Tranzyt ropy z Rosji do Polski jedną z nitek rurociągu Przyjaźń może być wznowiony w przyszłym tygodniu - przekazał w piątek dziennikarzom białoruski wicepremier Ihar Laszenka, cytowany przez agencję Biełta.
Laszenka spotkał się w czwartek z Moskwie z rosyjskim wicepremierem Dimitrijem Kozakiem.
- Wczoraj usłyszeliśmy od naszych kolegów, szefa Transnieftu, że zgodnie z zapewnieniami strony rosyjskiej zabiegi techniczne i kontraktowe wdrażane wspólnie z konsumentami w Europie Zachodniej pozwolą wznowić tranzyt jedną linią ropociągu w kierunku Adamowa w ciągu siedmiu dni - powiedział wicepremier.
Odszkodowanie
Wiceszef białoruskiego rządu poinformował, że szkody powstałe w rafinerii w Mozyrzu wskutek napływu zanieczyszczonej ropy z Rosji szacowane są na 30 milionów dolarów. Laszenka podkreślił, że straty pośrednie dotyczą utraconego dochodu z tranzytu ropy oraz z eksportu.

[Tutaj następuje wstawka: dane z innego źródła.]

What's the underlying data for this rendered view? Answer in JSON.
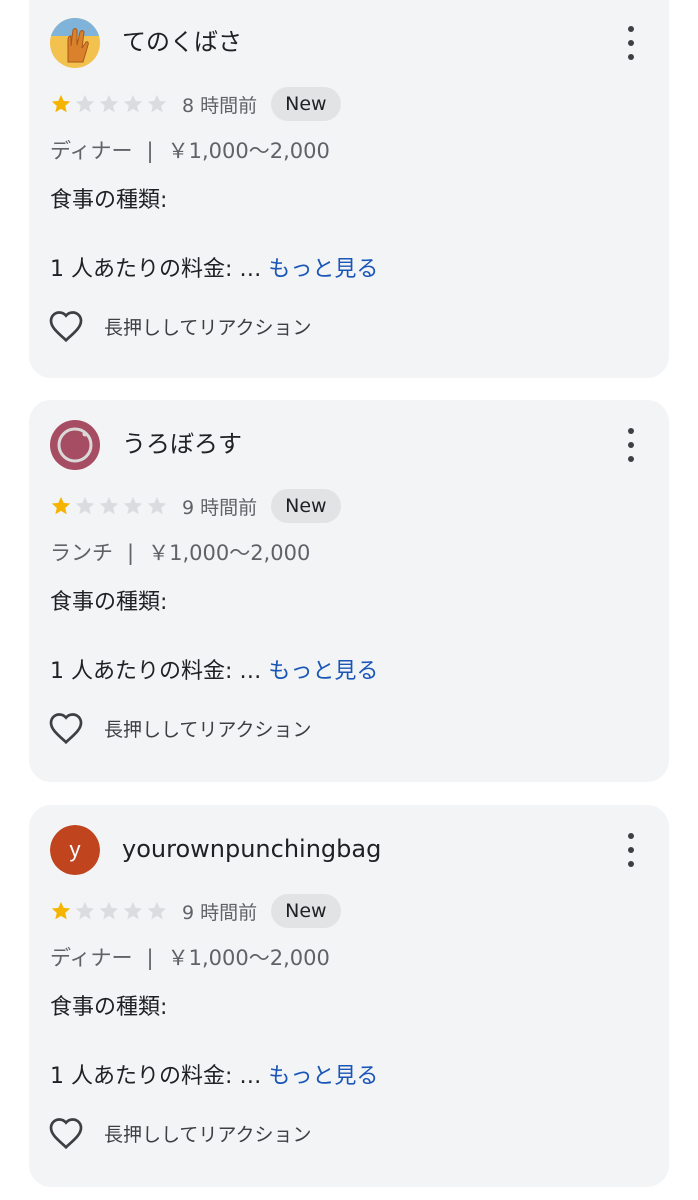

Ihar Laszenka podkreślił, że Białoruś będzie ubiegać się o odszkodowanie za bezpośrednie i pośrednie straty poniesione w wyniku zanieczyszczenia ropy płynącej przez rurociąg Przyjaźń. - Omówiliśmy z (rosyjskimi - red.) partnerami to, że tu są dwa rodzaje odszkodowań wynikające z: bezpośrednich i pośrednich szkód przedsiębiorstw. Jeśli chodzi o bezpośrednie, to wiadomo - uszkodzenie instalacji. W tej kwestii pracują kompetentne grupy, strona rosyjska zapewniła nas, że przedstawione udokumentowane wydatki zostaną zrekompensowane białoruskiej stronie - wskazał Laszenka, który stoi na czele sztabu do spraw uregulowania sytuacji wokół zanieczyszczonej ropy.
Odszkodowania od Transnieftu będzie domagał się również Kazachstan.
Rosyjski wicepremier Dimitrij Kozak, cytowany przez Reutersa, powiedział w czwartek, że Transnieft zrekompensuje wszystkim stronom straty spowodowane zanieczyszczoną ropą, jeśli uda im się udowodnić szkodę.
W piątek koncern Biełnaftachim poinformował, że wstrzymano tranzyt rosyjskiej ropy na Ukrainę, ponieważ kraj ten wciąż zmaga się z zanieczyszczoną ropą, którą otrzymał w ubiegłym miesiącu. Wyjaśnił, że przepływy na Ukrainę będą wznowione w niedzielę w nocy. Biełnaftachim potwierdził także, że tranzyt do Polski nie został jeszcze wznowiony.
Zanieczyszczona ropa
Od 19 kwietnia rurociągiem Przyjaźń płynęła przez Białoruś w kierunku zachodnim zanieczyszczona ropa. W surowcu wykryto przekroczenie norm chlorków organicznych. Białoruskie rafinerie ograniczyły produkcję paliw o 50 procent. Tranzyt ropy wstrzymały polski PERN oraz Ukrtransnafta, a 30 kwietnia także białoruski operator. W sumie w rurociągu Przyjaźń na terenie Rosji, Białorusi, Polski i Ukrainy zgromadziło się około 5 milionów ton zanieczyszczonej ropy, z tego około 1 milion – na Białorusi. Po podjęciu działań przez Rosję ropa dobrej jakości dotarła na granicę Rosji i Białorusi 2 maja. Rosyjski koncern Transnieft podał, że dostawy ropy na Słowację i Węgry mają zostać wznowione w okresie od 21-24 maja. TASS podała w środę, że wznowienie dostaw do Polski i Niemiec jest oczekiwane w najbliższym czasie. W Rosji wszczęto postępowanie karne, w którym w charakterze podejrzanych występuje sześć osób. Cztery z nich znajdują się w areszcie śledczym. Rosyjski Komitet Śledczy podejrzewa, że osoby te, by ukryć malwersacje, dostarczyły niewłaściwej jakości ropę do systemu rurociągowego, powodując zanieczyszczenie surowca w rurociągu Przyjaźń.